No E&O or D&O Coverage for Investigation by Attorney General

July 26, 2011

Applying California law, a federal district court has held that a social networking website could not recover under its professional liability policy for amounts incurred in connection with an investigation by the New York Attorney General (NYAG) because the matter did not involve professional services within the scope of the policy’s errors and omissions coverage and because the allegations triggered the professional services exclusion in the directors and officers liability (D&O) coverage section.  Tagged, Inc. v. Scottsdale Ins. Co., 2011 WL 2748682 (S.D.N.Y. May 27, 2011).

The NYAG issued a notice that it intended to commence litigation against the website for illegal, fraudulent or deceptive business acts and practices and for false advertising.  The notice asserted that the website had made misleading statements about its efforts to protect users of the website’s social network from inappropriate content, including child pornography and sexual communications by adults to minors.  The website provided notice of the investigation to the insurer, which refused to defend the website in the investigation.  After the website settled the investigation by agreeing to pay a fine, the website filed a suit alleging that the insurer owed the website a duty to defend and indemnify it in connection with the investigation.

The district court granted the insurer’s motion to dismiss the website’s complaint.  First, the court considered the insurer’s argument that the investigation was not covered by the policy’s technology, media and professional services coverage section, which afforded errors and omissions coverage for claims only “if committed by an Insured in the course of performing Professional Services.”  The policy defined “Professional Services” as “providing advertising services for others, for a fee.”  The court agreed with the insurer that the NYAG’s investigation did not fall within the professional services definition because the investigation had no relationship to the website’s provision of advertising services to others.  The court explained that the investigation had focused on content posted by the website’s users, “who did not pay to use the website,” and on the website’s statements and advertising regarding its own services.  The court also held that even if the investigation fell within the policy’s definition of professional services, it still would be barred by the technology coverage section’s sexual harassment exclusion, which barred coverage for any claim “in any way involving any sexual action.”

Next, the court addressed the insurer’s argument that the investigation was not covered by the policy’s D&O coverage section due to that section’s professional services exclusion.  The professional services exclusion barred coverage for “any Claim alleging, based upon, arising out of, attributable to, directly or indirectly resulting from, in consequence of, or in any way involving the rendering or failing to render professional services.”  The court observed that, unlike the technology coverage section, the D&O coverage section did not define the term “professional services.”  Because the term was undefined, the court relied on past decisions interpreting the term.  Under those precedents, the court held that the investigation clearly fell within the scope of the exclusion because the website had provided professional services by determining and regulating the content posted on the social networking site.
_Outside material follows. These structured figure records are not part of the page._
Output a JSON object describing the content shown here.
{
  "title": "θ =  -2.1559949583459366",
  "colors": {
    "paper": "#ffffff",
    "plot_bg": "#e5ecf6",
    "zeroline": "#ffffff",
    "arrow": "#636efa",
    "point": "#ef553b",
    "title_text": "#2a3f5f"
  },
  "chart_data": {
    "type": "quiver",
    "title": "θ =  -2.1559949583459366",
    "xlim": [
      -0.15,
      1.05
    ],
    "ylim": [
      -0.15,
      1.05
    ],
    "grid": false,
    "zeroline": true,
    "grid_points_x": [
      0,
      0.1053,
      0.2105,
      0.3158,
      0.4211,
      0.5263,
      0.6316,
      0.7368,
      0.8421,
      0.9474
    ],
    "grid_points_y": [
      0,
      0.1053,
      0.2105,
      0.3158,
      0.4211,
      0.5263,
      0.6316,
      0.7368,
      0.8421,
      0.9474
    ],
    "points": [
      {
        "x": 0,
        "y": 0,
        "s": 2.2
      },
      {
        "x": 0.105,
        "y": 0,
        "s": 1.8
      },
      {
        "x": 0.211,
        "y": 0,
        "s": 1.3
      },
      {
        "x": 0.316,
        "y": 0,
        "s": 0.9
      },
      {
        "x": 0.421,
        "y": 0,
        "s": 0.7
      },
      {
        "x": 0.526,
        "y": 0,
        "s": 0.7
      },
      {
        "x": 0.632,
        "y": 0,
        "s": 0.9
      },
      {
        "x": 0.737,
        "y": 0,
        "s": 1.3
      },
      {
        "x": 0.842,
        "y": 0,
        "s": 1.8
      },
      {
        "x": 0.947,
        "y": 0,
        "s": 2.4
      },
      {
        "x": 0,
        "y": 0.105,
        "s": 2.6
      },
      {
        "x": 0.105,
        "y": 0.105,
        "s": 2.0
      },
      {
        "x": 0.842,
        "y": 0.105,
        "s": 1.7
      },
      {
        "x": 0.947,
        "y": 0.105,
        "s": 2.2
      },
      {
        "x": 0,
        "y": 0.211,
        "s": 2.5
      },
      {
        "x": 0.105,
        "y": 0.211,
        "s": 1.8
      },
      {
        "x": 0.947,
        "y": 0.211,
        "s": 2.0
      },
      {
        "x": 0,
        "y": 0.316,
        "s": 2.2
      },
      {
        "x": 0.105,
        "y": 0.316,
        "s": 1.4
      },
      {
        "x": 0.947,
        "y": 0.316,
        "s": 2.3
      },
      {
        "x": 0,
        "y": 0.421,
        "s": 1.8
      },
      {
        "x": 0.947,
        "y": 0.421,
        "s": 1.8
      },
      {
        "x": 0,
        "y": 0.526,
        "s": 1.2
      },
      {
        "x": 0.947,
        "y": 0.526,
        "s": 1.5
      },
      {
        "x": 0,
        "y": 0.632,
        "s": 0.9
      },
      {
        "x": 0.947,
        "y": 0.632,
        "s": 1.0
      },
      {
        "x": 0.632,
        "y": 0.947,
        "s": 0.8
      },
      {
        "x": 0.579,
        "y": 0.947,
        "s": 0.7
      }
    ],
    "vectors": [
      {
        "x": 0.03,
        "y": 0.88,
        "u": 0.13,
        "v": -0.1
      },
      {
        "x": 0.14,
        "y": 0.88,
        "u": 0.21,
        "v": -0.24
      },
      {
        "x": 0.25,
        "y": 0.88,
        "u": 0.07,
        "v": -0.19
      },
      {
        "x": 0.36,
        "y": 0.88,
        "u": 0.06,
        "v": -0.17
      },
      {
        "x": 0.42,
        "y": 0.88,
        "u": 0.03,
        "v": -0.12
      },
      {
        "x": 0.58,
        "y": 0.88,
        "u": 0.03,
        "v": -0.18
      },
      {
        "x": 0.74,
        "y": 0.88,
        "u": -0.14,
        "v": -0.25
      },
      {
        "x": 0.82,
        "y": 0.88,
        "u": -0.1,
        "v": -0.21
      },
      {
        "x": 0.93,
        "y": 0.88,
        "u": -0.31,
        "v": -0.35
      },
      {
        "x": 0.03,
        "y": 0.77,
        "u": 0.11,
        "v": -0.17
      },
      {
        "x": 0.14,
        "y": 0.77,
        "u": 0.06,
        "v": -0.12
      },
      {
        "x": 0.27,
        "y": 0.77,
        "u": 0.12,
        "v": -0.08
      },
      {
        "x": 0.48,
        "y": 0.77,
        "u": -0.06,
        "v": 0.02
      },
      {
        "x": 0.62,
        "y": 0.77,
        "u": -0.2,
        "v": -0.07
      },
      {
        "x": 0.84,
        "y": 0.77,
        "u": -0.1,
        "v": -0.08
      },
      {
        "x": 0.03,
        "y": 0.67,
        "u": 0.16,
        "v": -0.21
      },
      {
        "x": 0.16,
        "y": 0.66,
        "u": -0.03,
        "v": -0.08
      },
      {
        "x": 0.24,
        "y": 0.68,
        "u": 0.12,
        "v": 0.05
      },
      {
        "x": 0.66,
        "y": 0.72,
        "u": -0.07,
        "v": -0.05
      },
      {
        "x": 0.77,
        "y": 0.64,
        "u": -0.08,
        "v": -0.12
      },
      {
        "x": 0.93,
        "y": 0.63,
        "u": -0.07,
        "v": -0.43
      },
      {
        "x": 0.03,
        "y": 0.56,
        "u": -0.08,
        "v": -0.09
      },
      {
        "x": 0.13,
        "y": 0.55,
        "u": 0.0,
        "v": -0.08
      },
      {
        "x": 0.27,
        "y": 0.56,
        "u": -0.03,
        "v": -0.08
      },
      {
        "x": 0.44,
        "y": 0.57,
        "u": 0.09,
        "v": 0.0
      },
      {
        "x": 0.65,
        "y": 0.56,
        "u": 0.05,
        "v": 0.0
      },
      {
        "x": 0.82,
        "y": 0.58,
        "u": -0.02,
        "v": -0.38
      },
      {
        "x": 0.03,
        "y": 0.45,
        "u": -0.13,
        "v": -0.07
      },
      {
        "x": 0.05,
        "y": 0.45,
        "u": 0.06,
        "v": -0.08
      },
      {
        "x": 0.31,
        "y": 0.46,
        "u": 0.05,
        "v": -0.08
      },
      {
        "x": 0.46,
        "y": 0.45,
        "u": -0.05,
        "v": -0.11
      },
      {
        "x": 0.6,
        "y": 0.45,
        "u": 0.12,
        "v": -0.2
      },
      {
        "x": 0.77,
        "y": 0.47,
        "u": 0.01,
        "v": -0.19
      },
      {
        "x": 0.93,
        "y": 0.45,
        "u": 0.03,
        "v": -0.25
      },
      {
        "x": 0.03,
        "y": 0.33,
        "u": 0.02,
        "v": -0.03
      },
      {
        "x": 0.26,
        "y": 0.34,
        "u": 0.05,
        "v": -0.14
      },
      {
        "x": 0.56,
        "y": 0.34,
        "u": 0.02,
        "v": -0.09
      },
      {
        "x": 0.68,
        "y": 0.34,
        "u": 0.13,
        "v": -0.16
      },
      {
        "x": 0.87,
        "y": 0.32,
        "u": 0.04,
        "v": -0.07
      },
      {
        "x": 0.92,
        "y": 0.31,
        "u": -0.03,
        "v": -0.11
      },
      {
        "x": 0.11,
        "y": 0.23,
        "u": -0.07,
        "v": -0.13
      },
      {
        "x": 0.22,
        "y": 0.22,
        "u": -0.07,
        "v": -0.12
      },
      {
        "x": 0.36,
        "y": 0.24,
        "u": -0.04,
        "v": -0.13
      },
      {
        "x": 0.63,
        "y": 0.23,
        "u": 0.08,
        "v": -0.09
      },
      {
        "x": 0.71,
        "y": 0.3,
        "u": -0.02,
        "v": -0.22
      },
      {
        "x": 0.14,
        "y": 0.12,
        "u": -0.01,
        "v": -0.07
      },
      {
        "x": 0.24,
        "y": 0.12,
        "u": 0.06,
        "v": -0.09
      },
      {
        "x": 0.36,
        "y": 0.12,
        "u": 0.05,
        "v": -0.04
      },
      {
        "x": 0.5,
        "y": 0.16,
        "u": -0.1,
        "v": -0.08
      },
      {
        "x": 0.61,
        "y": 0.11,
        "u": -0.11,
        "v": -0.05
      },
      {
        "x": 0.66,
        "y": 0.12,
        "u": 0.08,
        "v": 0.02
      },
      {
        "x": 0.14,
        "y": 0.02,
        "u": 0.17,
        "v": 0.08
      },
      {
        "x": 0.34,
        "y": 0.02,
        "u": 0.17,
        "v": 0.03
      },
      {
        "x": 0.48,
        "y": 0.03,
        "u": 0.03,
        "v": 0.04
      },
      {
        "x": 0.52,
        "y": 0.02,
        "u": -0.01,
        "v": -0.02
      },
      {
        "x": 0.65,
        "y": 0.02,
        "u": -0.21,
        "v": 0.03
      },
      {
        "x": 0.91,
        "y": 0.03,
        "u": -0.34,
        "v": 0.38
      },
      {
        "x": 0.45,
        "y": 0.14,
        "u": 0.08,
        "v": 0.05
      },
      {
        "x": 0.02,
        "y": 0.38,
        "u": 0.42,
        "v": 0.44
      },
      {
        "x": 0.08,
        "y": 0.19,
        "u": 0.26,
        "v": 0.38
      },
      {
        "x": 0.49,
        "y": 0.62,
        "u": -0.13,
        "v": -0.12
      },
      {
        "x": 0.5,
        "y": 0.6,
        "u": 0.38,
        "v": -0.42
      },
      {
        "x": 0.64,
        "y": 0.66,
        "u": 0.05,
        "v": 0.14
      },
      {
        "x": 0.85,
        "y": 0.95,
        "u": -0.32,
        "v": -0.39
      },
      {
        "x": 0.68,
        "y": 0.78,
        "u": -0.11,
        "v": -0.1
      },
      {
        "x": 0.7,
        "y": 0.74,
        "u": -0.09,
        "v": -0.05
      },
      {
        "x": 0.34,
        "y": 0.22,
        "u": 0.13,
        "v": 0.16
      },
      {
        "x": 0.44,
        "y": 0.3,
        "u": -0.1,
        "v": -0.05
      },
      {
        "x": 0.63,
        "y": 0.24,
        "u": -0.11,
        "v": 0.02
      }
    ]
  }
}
In holding the professional services exclusion applied, the court dismissed as irrelevant the fact that the website had delegated the task of reviewing the social networking site for inappropriate content to “unskilled workers.”  In this regard, the court noted that the nature of the services provided were “professional,” and the website’s management had chosen to advertise and promote the social network as being safe for minors.  The court also rejected the website’s argument that “professional services” should be construed narrowly to avoid rendering the D&O coverage section illusory.  The court held that the exclusion’s use of the term without further definition meant that the parties had intended to adopt the broad definition found in prior California decisions, and the exclusion did not render the coverage section illusory because it included an exemption for claims by a plaintiff in her capacity as a security holder.  Finally, the court explained that it was not incongruous to conclude that the policy did not cover the investigation under either the technology coverage section or the D&O coverage section since the technology coverage section defined “professional services” more narrowly than did the D&O coverage section.  Accordingly, the court granted the insurer’s motion to dismiss the website’s coverage action.